P174 Optimal time interval required for correlation between fecal calprotectin test and endoscopy
Jeon S.R., Kim H.G., Kim J.-O., Jung Y., Ko B.M., Lee M.S.
Soonchunhyang University College of Medicine, Seoul, South Korea
Fecal calprotectin (FC) concentration has been reported to show good correlation with the degree of inflammation observed in endoscopy, in both Crohn's colitis (CD) and ulcerative colitis (UC). For more precise correlation between FC and endoscopic inflammation, patients need to provide a stool sample at the same time of endoscopy. However, in real practice, two tests can be hardly performed at the same time. Therefore, we aimed to investigate the time interval between FC test and endoscopy to have a good correlation in assessment of IBD activity.
Fifty eight patients with IBD (ileocolonic or colonic CD, n=10; UC, n=48) who had undergone endoscopy and FC test were retrospectively analyzed. FC test performed within 3 months were included in evaluation. FC level >200 ug/g was defined relapse of quiescent IBD. Degree of inflammation was assessed using endoscopy-based classification of inflammation for CD and Mayo endoscopic subscore for UC. After assessing concordance between FC and endoscopic score, correlation to the time interval was assessed by receiver operator curves (ROCs).

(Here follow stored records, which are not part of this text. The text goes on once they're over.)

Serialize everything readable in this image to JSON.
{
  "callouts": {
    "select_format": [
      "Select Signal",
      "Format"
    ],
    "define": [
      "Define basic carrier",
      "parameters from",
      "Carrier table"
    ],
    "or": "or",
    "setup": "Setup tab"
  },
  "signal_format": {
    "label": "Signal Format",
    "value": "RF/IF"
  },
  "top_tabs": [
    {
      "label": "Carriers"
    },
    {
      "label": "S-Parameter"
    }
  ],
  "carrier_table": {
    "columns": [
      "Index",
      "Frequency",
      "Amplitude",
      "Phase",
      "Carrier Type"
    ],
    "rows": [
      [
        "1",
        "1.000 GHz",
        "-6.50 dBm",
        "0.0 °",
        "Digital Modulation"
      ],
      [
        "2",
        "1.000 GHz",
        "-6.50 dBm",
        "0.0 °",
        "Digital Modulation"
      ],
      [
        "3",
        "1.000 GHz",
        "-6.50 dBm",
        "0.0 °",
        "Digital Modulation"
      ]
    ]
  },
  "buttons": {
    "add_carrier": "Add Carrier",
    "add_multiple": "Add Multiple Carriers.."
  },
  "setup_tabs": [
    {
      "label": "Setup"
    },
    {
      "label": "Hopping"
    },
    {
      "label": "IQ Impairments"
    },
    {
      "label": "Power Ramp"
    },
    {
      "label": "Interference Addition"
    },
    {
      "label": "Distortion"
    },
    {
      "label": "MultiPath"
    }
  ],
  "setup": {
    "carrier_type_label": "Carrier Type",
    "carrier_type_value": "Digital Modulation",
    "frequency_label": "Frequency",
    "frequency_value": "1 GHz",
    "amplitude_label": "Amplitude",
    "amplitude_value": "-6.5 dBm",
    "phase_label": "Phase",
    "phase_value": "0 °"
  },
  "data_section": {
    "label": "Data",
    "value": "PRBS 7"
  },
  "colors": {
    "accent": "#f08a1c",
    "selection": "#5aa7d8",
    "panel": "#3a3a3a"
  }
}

Median FC levels were 1050 (range 93–6000) ug/g in CD and 305 ug/g (range 6–6893) in UC. Mean time interval between FC test and endoscopy was 18.1±24.4 days. Endoscopic score and FC level were well correlated (r=0.694, p=0.026) in CD patients. In UC, Mayo endoscopic subscore showed a weak positive correlation to FC level (r=0.381, p=0.008). ROC analysis suggested that the best cut-off of the time interval for separation of non-correlation and correlation between endoscopic activity and FC level was 48 hours with a sensitivity of 68.4% and a specificity of 51% (AUC, 0.616; 95% CI 0.464–0.768).
FC level within 48 hours could reflect endoscopic activity in patients with IBD. In case of endoscopic examination for treatment decision in IBD patients with high level FC, 48 hours of time interval is recommended.